Adopt non-redundant data structures, supported by identifiers and automated validation procedures (Control)
Why it matters
A core principle of robust data management is to minimize redundant storage of information to keep datasets internally consistent (Codd 1974). In literature reviews, this principle is often violated: the same entity (a paper, a decision, a status) is represented multiple times across files, tables, or derived artifacts. Once redundancy enters the workflow, contradictions become easy to create and hard to detect.

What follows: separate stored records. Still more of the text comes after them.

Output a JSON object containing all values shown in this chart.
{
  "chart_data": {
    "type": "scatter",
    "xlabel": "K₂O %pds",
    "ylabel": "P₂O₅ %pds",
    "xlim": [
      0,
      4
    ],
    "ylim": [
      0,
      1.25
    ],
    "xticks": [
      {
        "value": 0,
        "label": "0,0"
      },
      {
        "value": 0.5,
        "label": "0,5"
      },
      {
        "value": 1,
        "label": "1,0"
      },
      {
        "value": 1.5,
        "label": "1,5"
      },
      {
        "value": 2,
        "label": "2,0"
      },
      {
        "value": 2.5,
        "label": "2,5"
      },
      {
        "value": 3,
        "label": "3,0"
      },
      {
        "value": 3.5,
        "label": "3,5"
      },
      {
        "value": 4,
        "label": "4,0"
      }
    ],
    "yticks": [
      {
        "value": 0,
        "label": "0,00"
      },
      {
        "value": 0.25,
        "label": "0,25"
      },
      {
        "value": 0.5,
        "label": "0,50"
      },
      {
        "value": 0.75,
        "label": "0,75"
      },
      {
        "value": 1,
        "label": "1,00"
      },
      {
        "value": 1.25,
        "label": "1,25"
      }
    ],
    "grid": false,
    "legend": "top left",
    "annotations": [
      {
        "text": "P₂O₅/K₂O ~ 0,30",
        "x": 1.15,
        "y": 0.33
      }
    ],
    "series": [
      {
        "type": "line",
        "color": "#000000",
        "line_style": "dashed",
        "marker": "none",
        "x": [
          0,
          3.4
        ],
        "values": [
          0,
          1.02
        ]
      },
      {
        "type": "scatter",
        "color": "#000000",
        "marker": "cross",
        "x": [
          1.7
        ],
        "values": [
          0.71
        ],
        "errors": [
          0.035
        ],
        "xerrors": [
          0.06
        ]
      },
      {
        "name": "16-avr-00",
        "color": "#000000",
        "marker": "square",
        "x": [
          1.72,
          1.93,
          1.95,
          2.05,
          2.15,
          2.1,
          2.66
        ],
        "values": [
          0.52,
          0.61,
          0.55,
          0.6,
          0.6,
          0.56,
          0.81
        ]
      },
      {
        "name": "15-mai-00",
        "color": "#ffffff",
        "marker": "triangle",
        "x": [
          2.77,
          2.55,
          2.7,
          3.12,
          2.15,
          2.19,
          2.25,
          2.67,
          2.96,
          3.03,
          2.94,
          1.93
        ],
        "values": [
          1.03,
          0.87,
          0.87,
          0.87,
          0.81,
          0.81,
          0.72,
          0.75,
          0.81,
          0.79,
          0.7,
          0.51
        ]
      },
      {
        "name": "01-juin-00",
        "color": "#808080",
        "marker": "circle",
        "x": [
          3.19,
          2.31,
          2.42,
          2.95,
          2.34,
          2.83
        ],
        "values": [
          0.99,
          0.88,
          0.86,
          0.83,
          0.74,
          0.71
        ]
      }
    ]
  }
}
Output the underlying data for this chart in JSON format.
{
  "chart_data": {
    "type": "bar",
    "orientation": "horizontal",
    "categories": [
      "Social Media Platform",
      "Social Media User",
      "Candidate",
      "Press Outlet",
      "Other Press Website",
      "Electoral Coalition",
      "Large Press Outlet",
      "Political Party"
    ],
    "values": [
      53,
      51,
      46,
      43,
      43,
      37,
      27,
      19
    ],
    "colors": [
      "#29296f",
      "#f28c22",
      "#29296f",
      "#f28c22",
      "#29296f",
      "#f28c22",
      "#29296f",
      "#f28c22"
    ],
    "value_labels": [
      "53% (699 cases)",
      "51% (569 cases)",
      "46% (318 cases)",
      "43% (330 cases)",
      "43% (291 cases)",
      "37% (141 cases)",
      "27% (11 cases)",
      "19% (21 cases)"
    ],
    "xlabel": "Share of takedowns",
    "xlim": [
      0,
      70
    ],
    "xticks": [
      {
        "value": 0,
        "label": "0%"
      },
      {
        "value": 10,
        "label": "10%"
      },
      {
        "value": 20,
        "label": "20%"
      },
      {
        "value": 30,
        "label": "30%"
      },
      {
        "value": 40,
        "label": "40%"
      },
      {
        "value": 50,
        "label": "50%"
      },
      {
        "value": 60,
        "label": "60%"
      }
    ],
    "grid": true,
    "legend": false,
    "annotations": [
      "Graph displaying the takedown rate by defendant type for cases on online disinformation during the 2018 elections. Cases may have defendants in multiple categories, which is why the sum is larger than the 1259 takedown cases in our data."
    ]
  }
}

This is particularly problematic when status information or inclusion/exclusion decisions are stored redundantly (for example, in multiple tables or repeated across representations of the same paper). Contradictory values can accumulate silently—e.g., the same paper appears “included” in one place and “excluded” in another—because there is no single source of truth.
Practical implementation
Use non-redundant data structures: Represent each entity type once and link entities through identifiers:
- Paper-level entity: one canonical record per paper, keyed by stable identifiers (e.g., DOI, PMID, ISBN) and/or a repository-internal ID.
- Decision-level entity: screening/extraction/synthesis decisions stored once (as fields or separate linked tables), not duplicated across multiple exports.
- Derived artifacts: aggregated outputs (counts, profiles, PRISMA diagrams, dashboards) are generated from primary data rather than stored as editable, redundant files.
This makes “what the dataset says” unambiguous: there is one authoritative place to read and update each piece of information.
Rely on identifiers, not repeated values: Non-redundant structures work best when every record can be referenced reliably:
- Prefer globally meaningful identifiers (DOI/PMID) when available.
- Maintain stable internal IDs when external identifiers are missing.
- Track provenance through an origin field rather than duplicating records.